La pipe ou le cigare aux lèvres, l’œil moqueur,
Le temporal orné du bonnet de Phrygie,
En barbe jeune-France, en costume d’orgie,
Sont pachalesquement jetés sur un amas
De coussins dont maint siècle a troué le damas.

Et le sombre atelier n’a pour tout éclairage
Que la gerbe du punch, spiritueux mirage.

Quel pur ossianisme en ce couronnement
De têtes à front mat, dont le balancement

Nage au sein des flocons de vapeur musulmane
Qui des vingt calumets, comme un déluge, émane !
Quelle étrange féerie en la profusion
Des diverses couleurs que l’ondulation
Des flammes fait jouer parmi ces chevelures,
Sur ces traits musculeux, ces mâles encolures !

A travers les anneaux du groupe des viveurs,
Glissent quelques rayons vagues, douteux, rêveurs,
Qui s’en vont détacher des ombres fantastiques
Le spectre vacillant des objets artistiques,
Pêle-mêle en saillie à la paroi des murs.
Le plafond laisse voir, dans ses angles obscurs,
De poudreux mannequins, de jaunâtres squelettes,
De gothiques cimiers ; sur deux rangs de tablettes,
Serpente un clair-semé de bosses, d’oripeaux,
De papel espagnol, de médailles, de pots.
Aux bras d’un échafaud de bizarre structure,
Surgit pompeusement une œuvre de sculpture.

C’est un sujet biblique et tout oriental :
L’Esprit de la lumière, ange monumental,
Pousse d’un pied vainqueur, dans les limbes funèbres,
L’Esprit fallacieux qui préside aux ténèbres.

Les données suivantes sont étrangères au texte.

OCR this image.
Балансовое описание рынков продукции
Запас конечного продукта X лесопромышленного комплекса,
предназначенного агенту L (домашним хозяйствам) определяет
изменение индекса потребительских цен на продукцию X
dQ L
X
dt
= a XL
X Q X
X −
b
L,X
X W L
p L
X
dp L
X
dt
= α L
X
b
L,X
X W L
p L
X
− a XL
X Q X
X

Si le tissu moiré du nuage odorant
Que la fumée élève était plus transparent,
Vous pourriez avec moi de ces pâles figures
Explorer à loisir les généreux augures.
Le développement capace de ces fronts,
Les rudes cavités de ces yeux de démons,
Ces lèvres où l’orgueil frémit, ces épidermes
Qu’un sang de lion revêt de tons riches et fermes,
Tout chez eux puissamment concourt à proclamer
Qu’ils portent dans leurs seins des cœurs prompts à s’armer
De haine virulente et de pitié morose,
Contre la bourgeoisie et le Code et la prose ;
Des cœurs ne dépensant leur exaltation
Que pour deux vérités : l’art et la passion !…




II



Quand on vit que du punch s’éteignait le phosphore,
Mainte coupe d’argent, maint verre, mainte amphore,
Ainsi qu’une flottille au sein du bol profond,
Par un faisceau de bras furent coulés à fond.
Rivaux des Templiers du siècle des croisades,
Nos convives joyeux burent force rasades.
Chaque cerveau s’emplit de tumulte, et les voix
Prirent superbement la parole à la fois.

Alors un tourbillon d’incohérentes phrases,
De chaleureux devis, de tudesques emphases,
Se déroula, hurla, bondit au gré du rum,
Comme une rauque émeute à travers un forum.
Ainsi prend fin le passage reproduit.